The “Others” are gathering people to become part of the various experiments and tests; they pick children and a few adults they feel are “good” specimens. In the last 5 minutes of episode 24, Henry Gale remarks that Walt was “more than they bargained for,” so it seems Walt’s pseudo-psychic abilities have nothing to do with the island.
Here’s the big question, the answer to which I suspect will have a huge impact on the third season: why were the Others not concerned about the big “boom”? Henry Gale just resumed his conversation with Michael like nothing happened. Does that mean that it’s happened lots of times? (It couldn’t because the Swan station apparently gets trashed when you don’t press the button.) Does that mean the hatch doesn’t really mean anything? Do we even know for a fact that the act of turning the key was actually responsible for the sky turning violet?

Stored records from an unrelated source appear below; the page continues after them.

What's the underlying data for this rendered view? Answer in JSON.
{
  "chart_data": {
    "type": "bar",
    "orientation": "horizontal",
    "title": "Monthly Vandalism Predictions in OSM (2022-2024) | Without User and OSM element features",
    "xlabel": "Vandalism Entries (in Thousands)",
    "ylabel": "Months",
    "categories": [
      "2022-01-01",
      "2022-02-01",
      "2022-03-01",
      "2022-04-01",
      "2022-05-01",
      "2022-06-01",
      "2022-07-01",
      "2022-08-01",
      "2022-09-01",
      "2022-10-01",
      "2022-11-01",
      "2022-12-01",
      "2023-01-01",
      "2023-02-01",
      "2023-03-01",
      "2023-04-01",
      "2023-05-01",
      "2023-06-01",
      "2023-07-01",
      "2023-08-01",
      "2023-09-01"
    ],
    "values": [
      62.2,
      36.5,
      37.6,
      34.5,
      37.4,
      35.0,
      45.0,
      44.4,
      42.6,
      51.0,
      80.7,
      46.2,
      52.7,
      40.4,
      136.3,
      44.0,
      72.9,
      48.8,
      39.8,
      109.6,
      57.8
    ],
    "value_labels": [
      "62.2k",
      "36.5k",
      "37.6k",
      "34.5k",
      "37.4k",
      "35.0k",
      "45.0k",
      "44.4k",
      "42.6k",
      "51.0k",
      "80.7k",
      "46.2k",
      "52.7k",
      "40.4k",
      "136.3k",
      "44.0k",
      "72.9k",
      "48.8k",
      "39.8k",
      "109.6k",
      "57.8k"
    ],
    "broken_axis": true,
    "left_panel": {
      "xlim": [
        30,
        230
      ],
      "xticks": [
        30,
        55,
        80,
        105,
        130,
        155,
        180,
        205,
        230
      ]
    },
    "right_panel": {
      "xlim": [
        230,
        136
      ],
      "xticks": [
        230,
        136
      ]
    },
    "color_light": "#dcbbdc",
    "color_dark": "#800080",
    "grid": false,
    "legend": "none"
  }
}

The final scene, with the snow-bound researchers, confirms Widmore’s involvement with Hanso, as well as the fact that we will be seeing a whole lot more of Desmond and Penny’s romance throughout the third season. It’s quite likely that either Penny or her father were aware of Desmond joining their open ocean race, and were responsible for bringing Desmond to the island. Of course, what all that means is unknowable at this point.
God, so many secrets. Can’t wait for the third season.